Clarifying Regression Diagnostics for Linear Regression
How to test the required assumptions
Regression diagnostics are a series of regression analysis techniques that test the validity of a model in a variety of ways. These techniques can include an examination of the underlying mathematical assumptions of the model, an overview of the model structure through the consideration of formulas with fewer, more, or unique explanatory variables, or an analysis of observation subsets, such as searching for those which are either badly represented by the data, like outliers, or that have a reasonably large effect on the predictions of the regression model. In this blog post, I’ll show you some of the approaches/tests that you can use for regression diagnostics.
A measure for normality is the Jarque-Bera, or JB, test. This measure is generally used for large sets of data, since other measurements, such as Q-Q Plots (which will be discussed shortly), may become inaccurate when the data size is too large. To see whether it fits a normal distribution, the Jarque-Bera test inspects the skewness and kurtosis of results, and is a common approach to inspect the distribution of errors in regression.
In Python, the JB test can be used using statsmodels. A JB value of approximately 6 or greater implies that errors are not normally distributed. This is determined because, assuming you have an alpha = .05, the JB score is greater than your alpha, meaning that the normality null hypothesis has been dismissed. In comparison, a value near 0 means that the data is normally distributed.
Q-Q Plots are also used as a measure to verify normality. When used for regular, normal quantiles, Q-Q plots are also called normal density plots. These plots are a good way for model error distribution to be inspected. Normal Q-Q plots are a valuable visual evaluation of how well your residuals represent what you can anticipate from a normal distribution. From Q-Q plots, skew, heavy & light-tailed distributions, and outliers, all of which are failures of normality, can be analyzed. Below is an example of a Q-Q plot from one of my projects (and not a very good one!)
The Goldfeld-Quandt, or GQ, test is used in regression analysis to search for heteroscedasticity in the error values. Heteroscedasticity is seeing if there is different variance for two groups. It tests whether a value that can be used to distinguish the variance of the error term can be specified. It’s a parametric test that uses the presumption that the data is distributed normally. This means that it is standard procedure to test for normality before going over to the GQ test. Statsmodels provides the ability to run this test as well.

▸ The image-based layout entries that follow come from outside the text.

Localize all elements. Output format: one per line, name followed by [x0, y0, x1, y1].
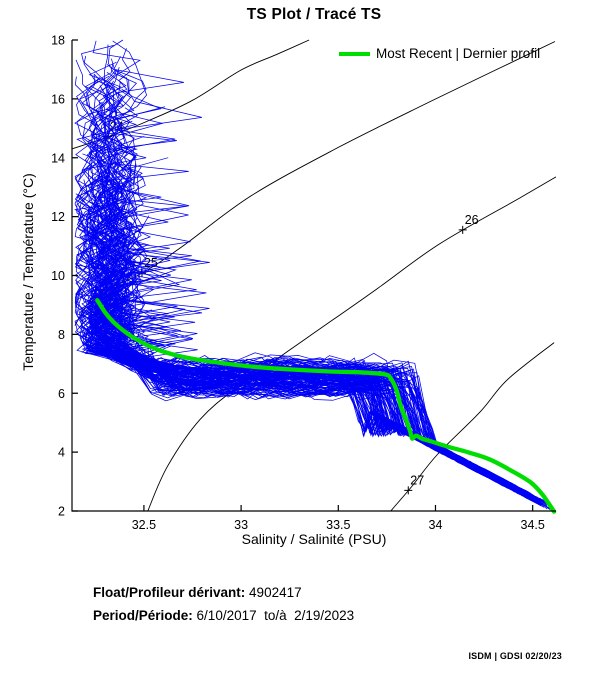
profile-trace [96, 80, 494, 480]
profile-trace [78, 101, 506, 483]
profile-trace [84, 64, 524, 497]
y-tick-label: 10 [51, 269, 65, 283]
profile-trace [103, 40, 498, 478]
profile-trace [87, 70, 499, 478]
period-label: Period/Période: [93, 608, 193, 623]
profile-trace [84, 153, 506, 482]
y-tick-label: 4 [58, 446, 65, 460]
isopycnal-contours [71, 39, 557, 512]
profile-trace [95, 163, 496, 483]
legend-label: Most Recent | Dernier profil [376, 46, 541, 61]
y-tick-label: 16 [51, 92, 65, 106]
x-axis-label: Salinity / Salinité (PSU) [241, 531, 387, 547]
profile-trace [84, 83, 529, 500]
profile-trace [96, 187, 510, 485]
x-tick-label: 33.5 [326, 518, 350, 532]
period-value: 6/10/2017 to/à 2/19/2023 [192, 608, 355, 623]
x-tick-label: 34 [429, 518, 443, 532]
y-tick-label: 18 [51, 34, 65, 48]
profile-trace [89, 274, 492, 475]
profile-trace [105, 107, 518, 489]
credit-text: ISDM | GDSI 02/20/23 [468, 651, 562, 661]
axis-lines [71, 40, 556, 512]
profile-trace [96, 308, 531, 499]
float-id-line: Float/Profileur dérivant: 4902417 [78, 570, 302, 615]
legend: Most Recent | Dernier profil [339, 46, 540, 61]
profile-trace [94, 58, 505, 485]
profile-trace [79, 180, 521, 493]
x-tick-label: 34.5 [521, 518, 545, 532]
profile-trace [95, 200, 545, 508]
contour-label-marker-27 [404, 486, 413, 495]
profile-trace [94, 185, 518, 490]
profile-trace [96, 77, 533, 496]
profile-trace [111, 207, 518, 490]
y-tick-label: 12 [51, 210, 65, 224]
profile-trace [97, 144, 542, 500]
tick-labels: 2 4 6 8 10 12 14 16 18 32.5 33 33.5 34 34.5 [51, 34, 545, 533]
contour-label-26: 26 [465, 213, 479, 227]
contour-label-27: 27 [410, 473, 424, 487]
axis-ticks [72, 39, 534, 512]
y-tick-label: 8 [58, 328, 65, 342]
axes [71, 39, 556, 512]
profile-trace [74, 74, 529, 497]
y-tick-label: 14 [51, 151, 65, 165]
legend-line-swatch [339, 51, 370, 56]
profile-trace [100, 88, 518, 493]
x-tick-label: 32.5 [132, 518, 156, 532]
y-tick-label: 6 [58, 387, 65, 401]
profile-trace [118, 307, 489, 478]
period-line: Period/Période: 6/10/2017 to/à 2/19/2023 [78, 593, 354, 638]
profile-trace [100, 56, 516, 489]
profile-trace [94, 97, 523, 497]
contour-label-marker-26 [458, 225, 467, 234]
isopycnal-line-26 [147, 176, 557, 512]
plot-title: TS Plot / Tracé TS [246, 6, 382, 23]
profile-trace [104, 258, 537, 500]
profile-trace [90, 305, 548, 506]
profile-trace [76, 91, 489, 476]
profile-trace [74, 45, 508, 489]
most-recent-profile-line [95, 298, 557, 514]
x-tick-label: 33 [234, 518, 248, 532]
y-axis-label: Temperature / Température (°C) [20, 173, 36, 371]
profile-trace [87, 40, 493, 474]
float-id-label: Float/Profileur dérivant: [93, 585, 246, 600]
y-tick-label: 2 [58, 505, 65, 519]
profile-trace [76, 76, 536, 499]
contour-label-25: 25 [144, 256, 158, 270]
isopycnal-line-27 [390, 342, 555, 512]
profile-trace [108, 190, 516, 492]
float-id-value: 4902417 [245, 585, 302, 600]
profile-ensemble [74, 39, 555, 511]
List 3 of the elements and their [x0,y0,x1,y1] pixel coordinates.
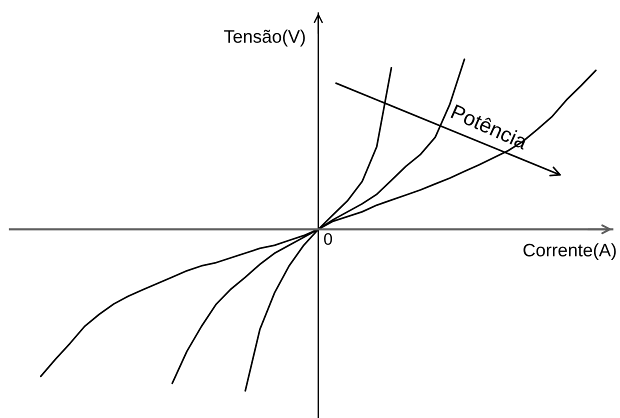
x-axis-title: Corrente(A) [524,243,616,260]
annotation: 0 [324,233,332,245]
y-axis-title: Tensão(V) [224,30,305,46]
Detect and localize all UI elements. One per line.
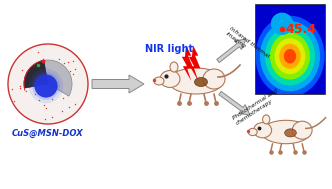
Circle shape xyxy=(29,69,63,103)
Ellipse shape xyxy=(254,122,272,138)
Circle shape xyxy=(35,74,57,98)
Ellipse shape xyxy=(285,129,296,137)
Ellipse shape xyxy=(261,120,311,144)
Wedge shape xyxy=(24,60,72,96)
Circle shape xyxy=(35,74,57,98)
Ellipse shape xyxy=(270,33,310,80)
Ellipse shape xyxy=(160,70,180,88)
Ellipse shape xyxy=(169,68,223,94)
Ellipse shape xyxy=(279,44,301,69)
Ellipse shape xyxy=(263,115,270,124)
Polygon shape xyxy=(182,45,193,81)
Ellipse shape xyxy=(255,16,325,97)
Circle shape xyxy=(271,13,293,35)
Ellipse shape xyxy=(260,21,320,91)
FancyArrow shape xyxy=(217,39,246,63)
Text: NIR light: NIR light xyxy=(145,44,193,54)
Text: Photothermal and
chemotherapy: Photothermal and chemotherapy xyxy=(232,88,282,126)
FancyArrow shape xyxy=(92,75,144,93)
FancyArrow shape xyxy=(219,91,250,115)
Text: CuS@MSN-DOX: CuS@MSN-DOX xyxy=(12,129,84,138)
Ellipse shape xyxy=(248,128,257,136)
Bar xyxy=(255,4,325,94)
Ellipse shape xyxy=(275,38,305,74)
Ellipse shape xyxy=(170,62,178,72)
Ellipse shape xyxy=(284,49,296,63)
Ellipse shape xyxy=(154,77,164,85)
Ellipse shape xyxy=(195,77,208,87)
Text: 45.4: 45.4 xyxy=(285,23,316,36)
Circle shape xyxy=(32,72,60,100)
Polygon shape xyxy=(189,45,200,81)
Ellipse shape xyxy=(203,69,225,89)
Wedge shape xyxy=(24,60,48,88)
Text: Infrared thermal
imaging: Infrared thermal imaging xyxy=(225,26,270,64)
Ellipse shape xyxy=(292,121,312,139)
Circle shape xyxy=(8,44,88,124)
Ellipse shape xyxy=(265,27,315,85)
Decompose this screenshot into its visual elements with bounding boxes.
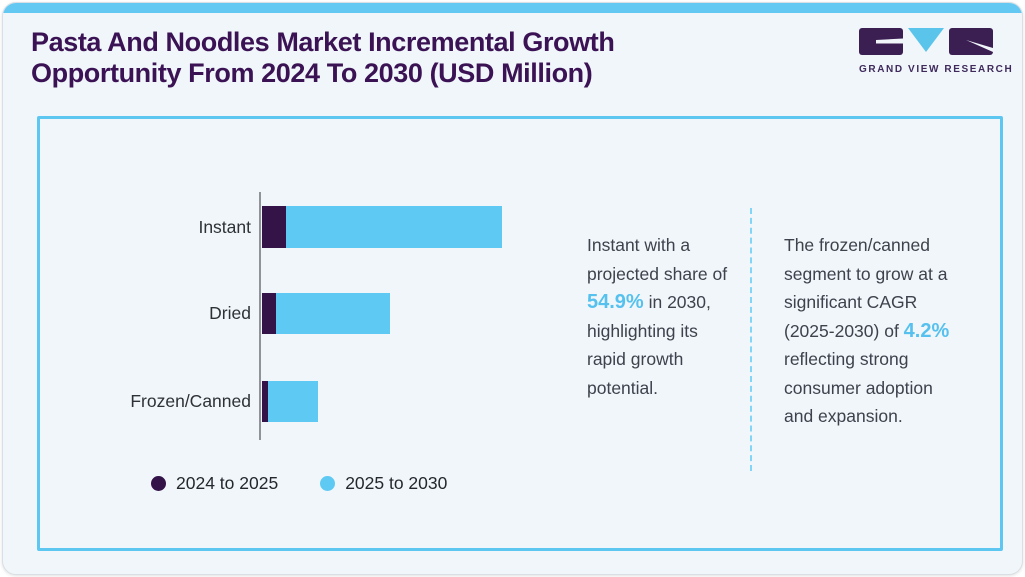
bar-frozen-canned [262,381,318,422]
chart-legend: 2024 to 2025 2025 to 2030 [151,473,447,494]
annotation-text: Instant with a projected share of [587,235,728,284]
annotation-instant: Instant with a projected share of 54.9% … [587,231,735,402]
legend-item-2025-2030: 2025 to 2030 [320,473,447,494]
page-title: Pasta And Noodles Market Incremental Gro… [31,27,615,89]
highlight-value-4-2: 4.2% [903,319,950,342]
page-title-line1: Pasta And Noodles Market Incremental Gro… [31,27,615,57]
annotation-text: reflecting strong consumer adoption and … [784,349,933,426]
annotation-text: The frozen/canned segment to grow at a s… [784,235,948,341]
chart-panel [37,116,1003,551]
legend-item-2024-2025: 2024 to 2025 [151,473,278,494]
bar-segment [286,206,502,248]
logo-wordmark: GRAND VIEW RESEARCH [859,64,1014,75]
chart-axis-line [259,192,261,440]
gvr-logo-icon [859,28,993,55]
top-accent-bar [3,3,1022,13]
bar-segment [268,381,318,422]
legend-label: 2024 to 2025 [176,473,279,493]
category-label-frozen-canned: Frozen/Canned [130,391,251,411]
legend-label: 2025 to 2030 [345,473,448,493]
category-label-instant: Instant [198,217,251,237]
grand-view-research-logo: GRAND VIEW RESEARCH [859,28,1014,75]
annotation-frozen-canned: The frozen/canned segment to grow at a s… [784,231,956,431]
highlight-value-54-9: 54.9% [587,291,644,313]
bar-segment [276,293,390,334]
category-label-dried: Dried [209,303,251,323]
bar-segment [262,206,286,248]
page-title-line2: Opportunity From 2024 To 2030 (USD Milli… [31,58,593,88]
bar-dried [262,293,390,334]
bar-segment [262,381,268,422]
legend-dot-purple-icon [151,476,166,491]
dashed-divider [750,208,752,471]
bar-segment [262,293,276,334]
bar-instant [262,206,502,248]
annotation-text: in 2030, highlighting its rapid growth p… [587,292,711,398]
legend-dot-blue-icon [320,476,336,491]
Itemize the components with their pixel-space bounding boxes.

When determining the significance of the results of the GQ test, you will be observing the F-statistic, keeping in mind that homoscedasticity is the null hypothesis. Typically, high F values suggest that the variances differ. The greater the F-statistic, the more proof we have against the assumption of homoscedasticity, and the more likely we are to have heteroscedasticity. There would be no systemic differences between residuals if the error term is homoscedastic, and F values would be low. The p-value for the test(s) indicates whether or not to dismiss the homoscedasticity null hypothesis. A very common alpha level to reject null hypotheses is 0.05.
Thank you for reading! I hope this helped better understand the different tests that must be performed when checking the required assumptions for linear regression.